Fragen und Antworten Zwei Drittel der Russen sind für die Verfassungsänderungen. Was bedeutet das?

 Präsident Putin zeigt bei der Stimmabgabe zur Verfassungsänderung einer Mitarbeiterin der Wahlkommission seinen Pass.
Präsident Putin zeigt bei der Stimmabgabe zur Verfassungsänderung einer Mitarbeiterin der Wahlkommission seinen Pass.

In Russland wurde über eine neue Verfassung des flächenmäßig größten Staates der Erde abgestimmt. Mit knapp 78 Prozent unterstützten die Bürger damit auch Änderungen, die Präsident Wladimir Putin zwei weitere Amtszeiten ermöglichen – theoretisch bis zum Jahr 2036. Ein Überblick über die wichtigsten Punkte.

Wie werden weitere Amtszeiten Putins ermöglicht?
Bisher gestattet die russische Verfassung dem Staatsoberhaupt nur zwei Amtszeiten in Folge. Mit Inkrafttreten der neuen Verfassung werden die bisherigen Amtszeiten jedoch nicht mehr gezählt. Putin könnte bei den Präsidentschaftswahlen 2024 und 2030 also jeweils erneut antreten – und damit bis 2036 im Amt bleiben. Dann wäre er 83 Jahre alt. Seine erste Amtszeit als Präsident begann Putin im Jahr 2000. Zwischendurch amtierte er vier Jahre als Ministerpräsident, um sich dann – aus dieser Position heraus und damit verfassungsgemäß – 2012 und 2018 erneut zum Staatschef wählen zu lassen. Seine jetzige Amtszeit endet 2024.

Gibt die neue Verfassung dem Präsidenten auch neue Befugnisse?
Das Staatsoberhaupt bekommt mit der neuen Verfassung das Recht zur Parlamentsauflösung, wenn ein von ihm nominierter Minister dreimal durch die Abgeordnetenabstimmung fällt. Dem Präsidenten wird außerdem erheblicher Einfluss auf die Arbeit der Judikative zugestanden, unter anderem darf er künftig Richter entlassen und ernennen.

Ist die neue Verfassung progressiver oder konservativer?
Trotz der langen Geschichte Russlands als säkularer Staat wird der „Gottesglauben“ in der Verfassung verankert. Außerdem wird die Ehe als Verbindung zwischen Mann und Frau festgeschrieben, was homosexuelle Ehen ausschließt. Weitere Änderungen, die eher konservativem Gedankengut mehr Gewicht verleihen, zielen darauf ab, die „historische Wahrheit“ über die Rolle des Landes im Zweiten Weltkrieg zu schützen: Das Andenken an „die Verteidiger des Vaterlandes“ soll verstärkt geehrt werden. Putin wirft dem Westen vor, Russland zu „beleidigen“, indem dieser die Rolle der Sowjetunion im Zweiten Weltkrieg und beim Sieg über Nazi-Deutschland nicht hinreichend beachte.

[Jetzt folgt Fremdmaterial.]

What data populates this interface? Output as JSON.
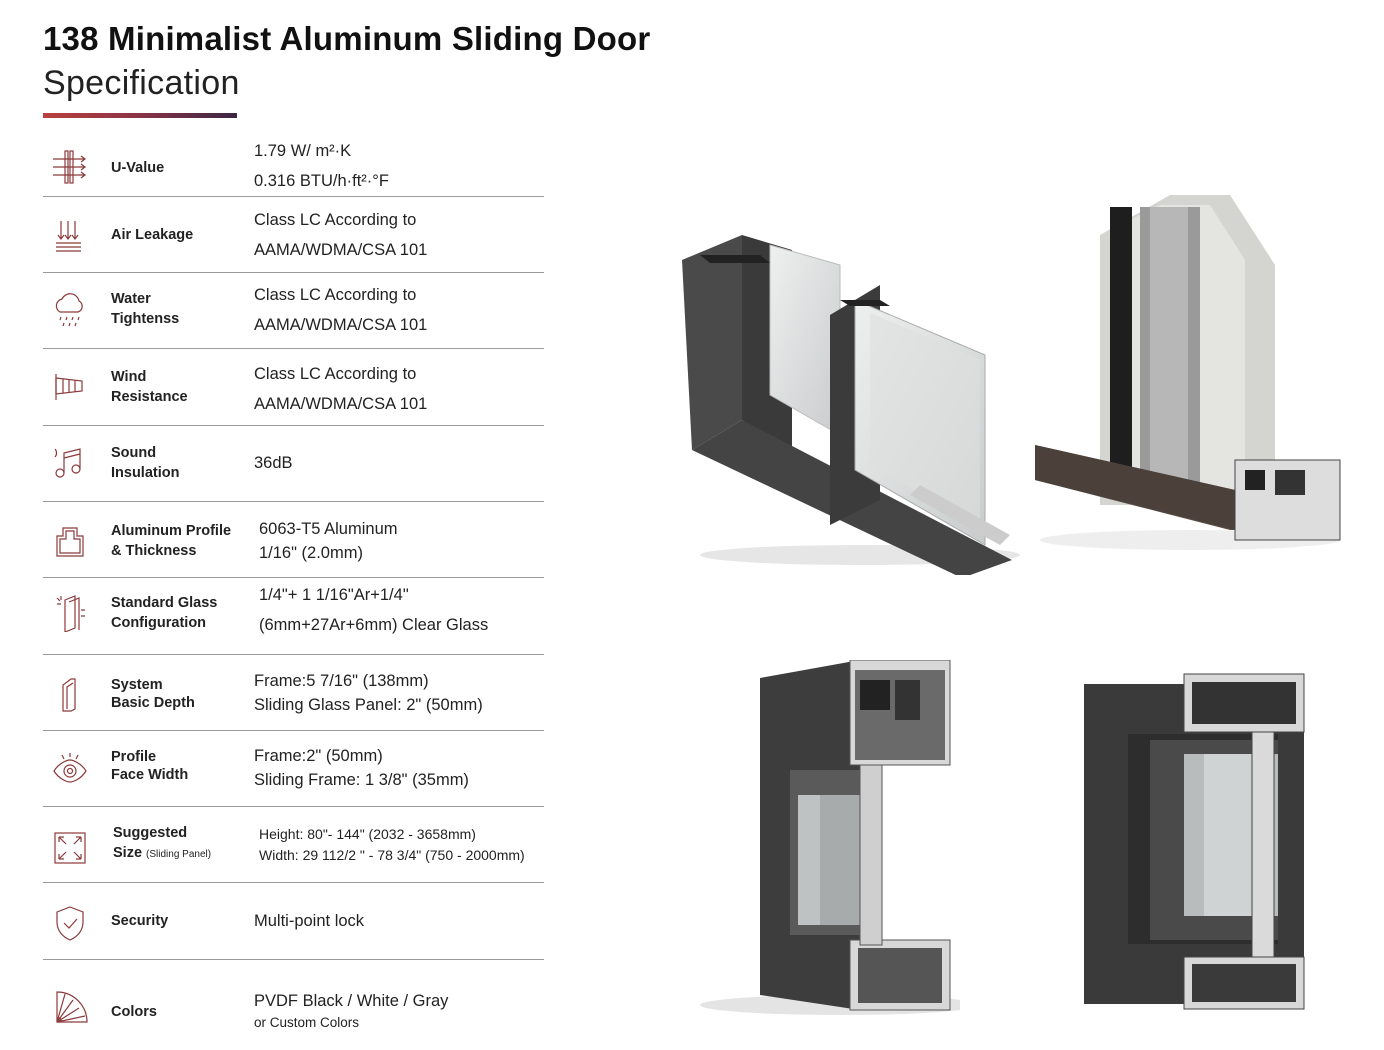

Gibt es so etwas wie „Russland first“ nach US-Vorbild?
Mit der neuen Verfassung wird Artikel 79 geändert. Damit steht die russische Verfassung nun über internationalen Verträgen. Das sei „nicht vereinbar mit Russlands internationalen Verpflichtungen“ gemäß der Vereinbarungen der Venedig-Kommission des Europarats, dem Russland angehört, kritisiert die EU-Kommission. Unter die Verpflichtungen fallen unter anderem die Umsetzung der Urteile des Europäischen Menschenrechtsgerichtshofs.

Spiegelt sich der Krim-Konflikt in der Verfassung?
Der neue Wortlaut der Verfassung untersagt die Abgabe von russischem Territorium. Demnach sind alle Aufrufe zu einem solchen Schritt verboten. Diese Änderung wird rechtlich zementieren, dass Russland die 2014 von der Ukraine annektierte Krim oder die Inselgruppe der Kurilen – über deren Zugehörigkeit sich die Russen seit Jahrzehnten mit den Japanern streiten – behält.